Role of CD4 endocytosis in human immunodeficiency virus infection.

作者信息

Pelchen-Matthews A, Clapham P, Marsh M

机构信息

Medical Research Council Laboratory for Molecular Cell Biology, University College London, United Kingdom.

出版信息

J Virol. 1995 Dec;69(12):8164-8. doi: 10.1128/JVI.69.12.8164-8168.1995.

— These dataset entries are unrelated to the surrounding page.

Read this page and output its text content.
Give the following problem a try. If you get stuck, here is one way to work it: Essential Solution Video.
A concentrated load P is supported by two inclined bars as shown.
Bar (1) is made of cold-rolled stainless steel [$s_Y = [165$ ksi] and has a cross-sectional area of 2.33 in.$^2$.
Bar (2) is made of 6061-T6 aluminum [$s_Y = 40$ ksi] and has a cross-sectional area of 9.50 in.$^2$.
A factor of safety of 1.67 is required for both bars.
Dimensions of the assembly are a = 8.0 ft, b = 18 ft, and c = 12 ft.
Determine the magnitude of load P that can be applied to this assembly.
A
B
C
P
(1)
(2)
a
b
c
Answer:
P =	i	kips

DOI:10.1128/JVI.69.12.8164-8168.1995
PMID:7494343
原文链接:https://pmc.ncbi.nlm.nih.gov/articles/PMC189775/
Abstract

We have analyzed the role of CD4 endocytosis in human immunodeficiency virus (HIV) entry by measuring the infection of HeLa cells expressing various CD4 constructs with endocytosis rates of between 0.2 and 30%/min in a quantitative infectious focus assay. For a number of laboratory-adapted HIV-1 and HIV-2 strains, the highest levels of infection were found on cells with very limited CD4 endocytosis, while cells with efficient CD4 uptake were only poorly infectable, suggesting that CD4 internalization is not required for HIV entry. This was confirmed in a modified assay involving prebinding of HIV-1LAI to HeLa-CD4 cells at 4 degrees C, synchronized virus entry during warming to 37 degrees C, and neutralization of virions remaining at the cell surface with anti-V3 loop antibodies. Warming cells in hypertonic medium inhibited CD4 endocytosis but did not affect the rate or the extent of infection. These studies confirm that HIV infection does not require endocytosis and that laboratory-adapted virus strains can enter HeLa-CD4 cells by fusion at the plasma membrane.

摘要

我们通过在定量感染灶测定法中测量表达各种内吞率在0.2%至30%/分钟之间的CD4构建体的HeLa细胞的感染情况,分析了CD4内吞作用在人类免疫缺陷病毒(HIV)进入过程中的作用。对于一些实验室适应的HIV-1和HIV-2毒株,在CD4内吞作用非常有限的细胞上发现了最高水平的感染,而具有高效CD4摄取能力的细胞则很难被感染,这表明HIV进入不需要CD4内化。在一项改良实验中得到了证实,该实验包括在4℃下将HIV-1LAI预结合到HeLa-CD4细胞上,在升温至37℃期间同步病毒进入,并使用抗V3环抗体中和残留在细胞表面的病毒粒子。在高渗培养基中加热细胞可抑制CD4内吞作用,但不影响感染率或感染程度。这些研究证实,HIV感染不需要内吞作用,并且实验室适应的病毒毒株可以通过在质膜处融合进入HeLa-CD4细胞。